Despite losing nearly half of its value since its all-time high in mid-2015, the share price has gained nearly 20% since the beginning of last year. Including dividend payouts over the past 12 months, the equity delivered a total one-year return of nearly 17%.

Bristol-Myers Squibb Company (BMY)

Founded in 1887, and headquartered in New York City, the Bristol-Myers Squibb Company discovers, develops, licenses, manufactures, markets and distributes biopharmaceutical products worldwide.

Bristol-Myers Squibb’s current $0.45 quarterly payout is nearly 10% higher than the $0.41 dividend from last year. This new quarterly amount corresponds to a $1.80 annualized payout and a 3.3% forward dividend yield, which is almost 17% higher than the company’s own 2.81% average yield over the past five years.

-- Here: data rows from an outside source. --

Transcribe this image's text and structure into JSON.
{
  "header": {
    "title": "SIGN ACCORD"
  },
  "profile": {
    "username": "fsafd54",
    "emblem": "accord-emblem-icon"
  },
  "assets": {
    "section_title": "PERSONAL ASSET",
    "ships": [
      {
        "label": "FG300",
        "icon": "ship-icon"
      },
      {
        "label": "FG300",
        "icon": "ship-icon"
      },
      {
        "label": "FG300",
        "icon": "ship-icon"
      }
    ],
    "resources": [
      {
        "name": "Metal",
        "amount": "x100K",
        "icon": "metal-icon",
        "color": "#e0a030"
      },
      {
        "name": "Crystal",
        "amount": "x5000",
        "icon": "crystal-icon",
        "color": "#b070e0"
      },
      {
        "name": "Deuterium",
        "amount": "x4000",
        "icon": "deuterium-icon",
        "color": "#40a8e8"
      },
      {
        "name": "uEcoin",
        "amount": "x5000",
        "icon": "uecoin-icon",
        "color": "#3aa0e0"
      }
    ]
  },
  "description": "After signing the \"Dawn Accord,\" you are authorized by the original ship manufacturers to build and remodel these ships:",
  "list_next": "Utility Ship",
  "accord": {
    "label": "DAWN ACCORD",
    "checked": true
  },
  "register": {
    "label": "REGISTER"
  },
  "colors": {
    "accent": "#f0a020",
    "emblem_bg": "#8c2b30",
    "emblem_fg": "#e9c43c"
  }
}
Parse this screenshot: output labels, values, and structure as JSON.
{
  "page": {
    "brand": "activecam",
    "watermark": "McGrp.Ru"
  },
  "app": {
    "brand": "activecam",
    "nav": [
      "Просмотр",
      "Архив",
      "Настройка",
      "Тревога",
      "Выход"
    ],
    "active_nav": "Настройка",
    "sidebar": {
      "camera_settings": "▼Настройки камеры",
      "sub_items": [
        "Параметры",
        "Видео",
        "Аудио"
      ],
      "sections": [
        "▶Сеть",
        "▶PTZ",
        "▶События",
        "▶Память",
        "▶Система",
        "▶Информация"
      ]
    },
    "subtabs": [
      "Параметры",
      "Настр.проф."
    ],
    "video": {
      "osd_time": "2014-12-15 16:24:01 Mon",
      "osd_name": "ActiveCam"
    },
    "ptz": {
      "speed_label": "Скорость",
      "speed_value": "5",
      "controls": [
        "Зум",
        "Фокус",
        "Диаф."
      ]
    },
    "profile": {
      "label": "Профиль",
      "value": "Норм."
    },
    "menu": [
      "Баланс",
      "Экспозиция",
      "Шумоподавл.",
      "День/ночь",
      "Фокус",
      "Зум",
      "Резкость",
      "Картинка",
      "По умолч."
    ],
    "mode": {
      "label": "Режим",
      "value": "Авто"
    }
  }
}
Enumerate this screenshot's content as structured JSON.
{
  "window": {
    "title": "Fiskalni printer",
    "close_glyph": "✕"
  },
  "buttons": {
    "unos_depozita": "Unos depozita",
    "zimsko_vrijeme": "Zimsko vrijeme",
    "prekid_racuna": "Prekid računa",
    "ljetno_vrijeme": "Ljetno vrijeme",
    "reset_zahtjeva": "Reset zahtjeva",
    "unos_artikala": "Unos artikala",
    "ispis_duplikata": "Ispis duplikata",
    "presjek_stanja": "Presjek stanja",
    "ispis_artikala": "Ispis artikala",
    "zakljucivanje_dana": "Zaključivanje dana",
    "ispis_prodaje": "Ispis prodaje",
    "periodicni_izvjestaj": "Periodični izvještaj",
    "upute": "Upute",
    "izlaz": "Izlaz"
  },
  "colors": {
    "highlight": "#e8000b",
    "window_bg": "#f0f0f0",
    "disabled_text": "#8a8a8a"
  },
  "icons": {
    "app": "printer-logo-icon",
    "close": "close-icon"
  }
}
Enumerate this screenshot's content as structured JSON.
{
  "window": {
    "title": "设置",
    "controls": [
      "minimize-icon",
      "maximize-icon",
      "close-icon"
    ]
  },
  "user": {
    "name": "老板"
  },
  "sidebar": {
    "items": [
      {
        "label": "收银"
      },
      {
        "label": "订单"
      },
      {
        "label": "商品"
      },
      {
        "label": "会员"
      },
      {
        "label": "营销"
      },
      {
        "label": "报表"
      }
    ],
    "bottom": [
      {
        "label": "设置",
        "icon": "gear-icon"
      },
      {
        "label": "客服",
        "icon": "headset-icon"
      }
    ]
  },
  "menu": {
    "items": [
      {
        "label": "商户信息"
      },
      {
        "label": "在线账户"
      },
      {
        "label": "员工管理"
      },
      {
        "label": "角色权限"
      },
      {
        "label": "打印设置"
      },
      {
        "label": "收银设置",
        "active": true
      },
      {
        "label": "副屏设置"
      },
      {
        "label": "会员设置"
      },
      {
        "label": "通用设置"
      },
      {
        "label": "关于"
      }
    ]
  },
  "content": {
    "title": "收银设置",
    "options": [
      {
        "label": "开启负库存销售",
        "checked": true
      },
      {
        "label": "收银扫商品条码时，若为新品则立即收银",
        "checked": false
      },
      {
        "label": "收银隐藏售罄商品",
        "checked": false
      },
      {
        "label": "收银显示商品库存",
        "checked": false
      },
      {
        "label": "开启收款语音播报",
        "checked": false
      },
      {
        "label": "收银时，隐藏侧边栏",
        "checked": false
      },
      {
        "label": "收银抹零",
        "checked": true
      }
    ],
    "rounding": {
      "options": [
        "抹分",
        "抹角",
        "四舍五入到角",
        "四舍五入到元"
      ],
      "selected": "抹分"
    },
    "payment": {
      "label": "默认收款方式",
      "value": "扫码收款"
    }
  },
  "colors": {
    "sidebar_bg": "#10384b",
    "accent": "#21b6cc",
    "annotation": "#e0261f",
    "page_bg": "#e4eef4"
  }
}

The company has been paying dividends since 1900 and cut its annual dividend amount most recently in 2000. The most recent year that the company failed to raise its dividend was 2009. Since then, the company enhanced its annual dividend amount at an average growth rate of 3.4% per year and increased its total annual payout 45% over the past 11 years.

Despite declining nearly 20% from its 52-week high in late-January 2020, BMY still managed to deliver asset appreciation of nearly 17% over the past year. These capital gains combined with the 3.3% dividend yield for a total return of more than 20% over the trailing 12-month period.